I am writing this as a means to let out a bit and to voice how burnt out I am with work for the past couple of training sessions now. I don't know why anymore but I just want to be somewhere or do something that just taps into more of what I am really good at and with what I love doing. I feel so drained at the end of each day and am begging for the weekends. Don't get me wrong though, I feel fulfilled every time I get to see the smile on the people that I train and more so when I see that they are improving greatly on a daily basis. I love the fact that they get hired and have begun their new lives in the field that they have chosen. But, my brain, my being feels trapped like a bird trying to figure a way to spread my wings and test the sky. How can I do that when I feel like chains are strapped to my feet.
I don't feel inspired or motivated at work anymore. I know that people have to find motivation and drive from within, but I have been getting that from my reserves for quite a while now since there doesn't seem to be anything that is coming from the outside to replenish it. I normally have a very positive outlook on life but how can I continue to do that when the surroundings aren't conducive to provide the much needed emotional support that I so desperately need.

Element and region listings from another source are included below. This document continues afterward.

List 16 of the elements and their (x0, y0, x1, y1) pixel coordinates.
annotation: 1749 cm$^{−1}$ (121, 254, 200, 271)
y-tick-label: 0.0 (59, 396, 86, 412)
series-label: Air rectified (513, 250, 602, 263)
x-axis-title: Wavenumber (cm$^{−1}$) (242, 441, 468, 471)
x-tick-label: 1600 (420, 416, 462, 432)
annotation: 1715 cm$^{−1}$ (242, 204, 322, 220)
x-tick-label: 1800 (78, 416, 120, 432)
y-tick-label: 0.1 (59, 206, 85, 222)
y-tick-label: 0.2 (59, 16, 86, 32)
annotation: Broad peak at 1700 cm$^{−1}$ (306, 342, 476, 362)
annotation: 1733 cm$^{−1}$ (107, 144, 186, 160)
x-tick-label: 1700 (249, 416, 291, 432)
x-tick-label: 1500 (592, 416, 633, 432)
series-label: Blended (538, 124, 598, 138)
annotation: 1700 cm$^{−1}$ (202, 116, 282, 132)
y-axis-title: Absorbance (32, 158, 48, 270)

How much is it to ask for a pat on the back for a job well done. How much does it cost to show a bit of appreciation for working so hard and doing our best to hit the numbers. All I get are rules and regulations, that restrict and restrain. All I see are reprimands coming left and right. Where is the fun in the office that once had a lot of the Philosophy of FISH that made it prosper and bloom? It feels like a black hole has formed inside the office and it is sucking everyone dry. How long will it take for the right people to notice that there is a problem and that it is something that needs to be addressed. How can we voice our concerns out when all one can expect is a possible reprimand or worse nothing but a dead wall to talk to.
We preach customer service to the people we train, but inside the office I feel that customer service amongst ourselves does not exist. How can I continue to teach what we do not practice. How can I stand tall without a strong support.
I strongly believe that the company has the power to fix the problems that it is facing and these are easy things to fix. The issue is - when will someone take the time to listen and to finally do something that makes a difference? When will someone find the power to inspire us to be our best again? Who is going to spark the flames that once made the company great?
I am afraid that the answer to those questions is - I don't know.
Right now all I pray is for someone to help me dream big one last time.